Die Angestellte das Examen wiederholt nicht ablege.

Im Übrigen gab es noch eine Härtefallklausel, wonach eine Rückzahlung nicht einsetzen sollte, wenn aufgrund eines zu großen Zeitablaufs oder aufgrund von Bestimmungen der entsprechenden Prüfungsgremien eine Wiederaufnahme und Beendigung des Examens nicht möglich sein sollte.

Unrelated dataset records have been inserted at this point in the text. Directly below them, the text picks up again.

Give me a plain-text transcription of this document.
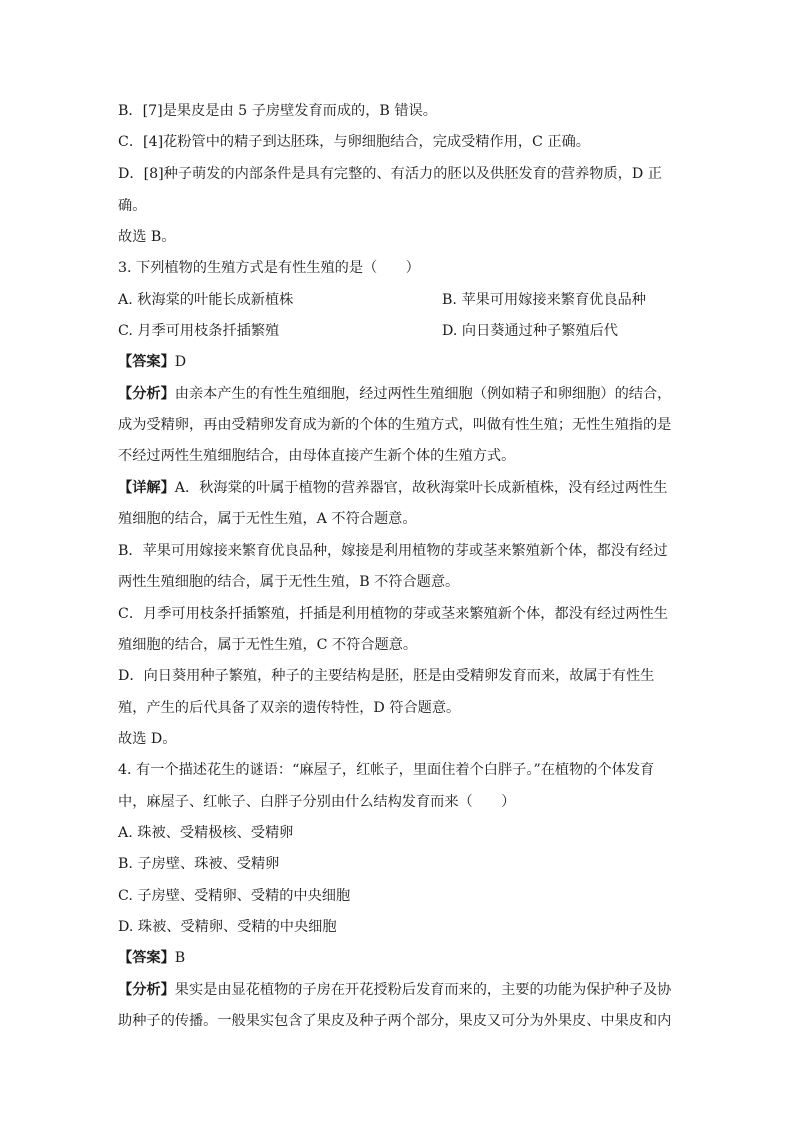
B．[7]是果皮是由 5 子房壁发育而成的，B 错误。
C．[4]花粉管中的精子到达胚珠，与卵细胞结合，完成受精作用，C 正确。
D．[8]种子萌发的内部条件是具有完整的、有活力的胚以及供胚发育的营养物质，D 正
确。
故选 B。
3. 下列植物的生殖方式是有性生殖的是（　　）
A. 秋海棠的叶能长成新植株	B. 苹果可用嫁接来繁育优良品种
C. 月季可用枝条扦插繁殖	D. 向日葵通过种子繁殖后代
【答案】D
【分析】由亲本产生的有性生殖细胞，经过两性生殖细胞（例如精子和卵细胞）的结合，
成为受精卵，再由受精卵发育成为新的个体的生殖方式，叫做有性生殖；无性生殖指的是
不经过两性生殖细胞结合，由母体直接产生新个体的生殖方式。
【详解】A．秋海棠的叶属于植物的营养器官，故秋海棠叶长成新植株，没有经过两性生
殖细胞的结合，属于无性生殖，A 不符合题意。
B．苹果可用嫁接来繁育优良品种，嫁接是利用植物的芽或茎来繁殖新个体，都没有经过
两性生殖细胞的结合，属于无性生殖，B 不符合题意。
C．月季可用枝条扦插繁殖，扦插是利用植物的芽或茎来繁殖新个体，都没有经过两性生
殖细胞的结合，属于无性生殖，C 不符合题意。
D．向日葵用种子繁殖，种子的主要结构是胚，胚是由受精卵发育而来，故属于有性生
殖，产生的后代具备了双亲的遗传特性，D 符合题意。
故选 D。
4. 有一个描述花生的谜语：“麻屋子，红帐子，里面住着个白胖子。”在植物的个体发育
中，麻屋子、红帐子、白胖子分别由什么结构发育而来（　　）
A. 珠被、受精极核、受精卵
B. 子房壁、珠被、受精卵
C. 子房壁、受精卵、受精的中央细胞
D. 珠被、受精卵、受精的中央细胞
【答案】B
【分析】果实是由显花植物的子房在开花授粉后发育而来的，主要的功能为保护种子及协
助种子的传播。一般果实包含了果皮及种子两个部分，果皮又可分为外果皮、中果皮和内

Die Mitarbeiterin, der die Mittel zur Ablegung der Steuerberaterprüfung zur Verfügung gestellt worden waren, trat weder zur Steuerberaterprüfung für das Jahr 2018, noch zu den Prüfungen der beiden Folgejahre an. Sie kündigte dann das Arbeitsverhältnis zum 30.06.2020. Die Arbeitgeberin machte dann gegen die betreffende, vormalige Mitarbeiterin einen Rückzahlungsbetrag in Höhe von 4.083,93 € geltend.

II.

Die Entscheidung des Bundesarbeitsgerichts

Nachdem das Arbeitsgericht und das Landesarbeitsgericht der Klage der Arbeitgeberin stattgegeben hatten, wies das Bundesarbeitsgericht die Klage ab.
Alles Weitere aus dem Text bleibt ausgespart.